Kylie Jack is just one woman who experienced harassment in a lingerie shop while shopping for bras. Macy's also found itself in the spotlight for refusing to let a transgender woman use a ladies' fitting room. Other stores have ambiguous dressing room policies, as Styleite uncovered when it inquired into the dressing room policies of six major retailers.

"Most of the world can grab an outfit off the shelf, step into a dressing room and check out without too much of an issue," said Molloy. "Many trans people have to worry about whether they'll be yelled at, humiliated or kicked out of a store simply for trying to use the dressing room." 

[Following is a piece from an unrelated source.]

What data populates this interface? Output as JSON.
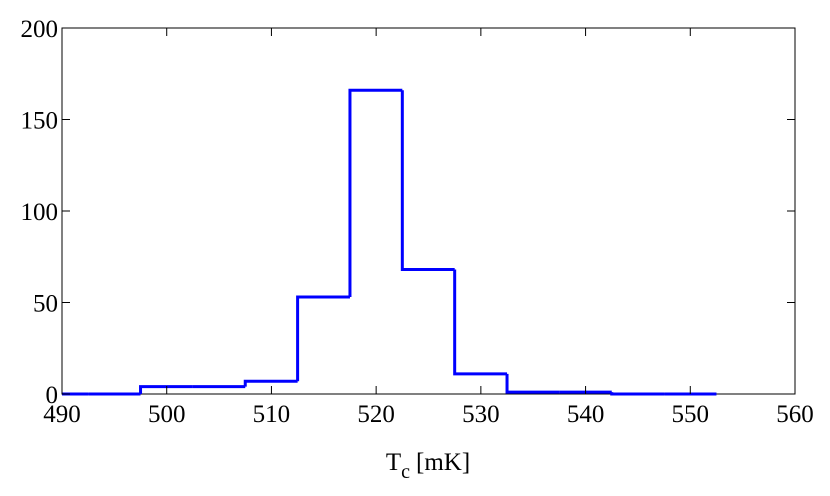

But a cultural shift is underway: There is a noticeable change happening to the gendering of clothes, at both the DIY and retail levels. Efforts of shoppers to take matters into their own hands are evident in trans clothing swaps and online dialogue on Quora threadsblogs and subreddits like transfashionadvice, all crowdsourcing advice on how to find clothes that fit.

On the retail level, clothing lines are taking a more nuanced approach to masculinity and femininity. Marimacho, a Brooklyn-based line highlighted by PBS earlier this year, makes menswear for the "unconventionally masculine" customer. Bindle and Keep, also based in Brooklyn, designs custom suits that have found unexpected fans in transgender shoppers who appreciate the customization. 

These clothing lines turn up on sites like Dapper Q, which bills itself "a queer fashion revolution." And more mainstream fashion brands have taken note and begun casting more and more transgender and gender nonconforming models to sell their wares.

Bindle & Keep

But there's more to retail than just reshaping clothing — it's the entire shopping experience, which requires welcoming retail spaces that don't force people to pick limiting categories simply by walking through the door.  

Thankfully, progress is arriving on that front, too. More stores, such as H&M and Urban Outfitters, have expressly unisex fitting room policies, and tellingly, the aforementioned Macy's dressing room incident ended with the firing of the discriminating employee. 

It's an encouraging response to a problem that runs much deeper than shopping. It's about the experience of occupying public spaces comfortably in general, something too many trans and gender nonconforming people still don't have. Doing away with the antiquated binary system in fashion is just one modest step to eradicating the confining gender definitions that govern so much of life, from kids' toys to college housing to public bathrooms to even Facebook profiles.

And while unisex clothing and dressing rooms are a positive development, the real goal isn't gender blindness so much as the recognition of gender fluidity and validating the freedom for individuals to self-identify. It's about, you might say, making acceptance the new black.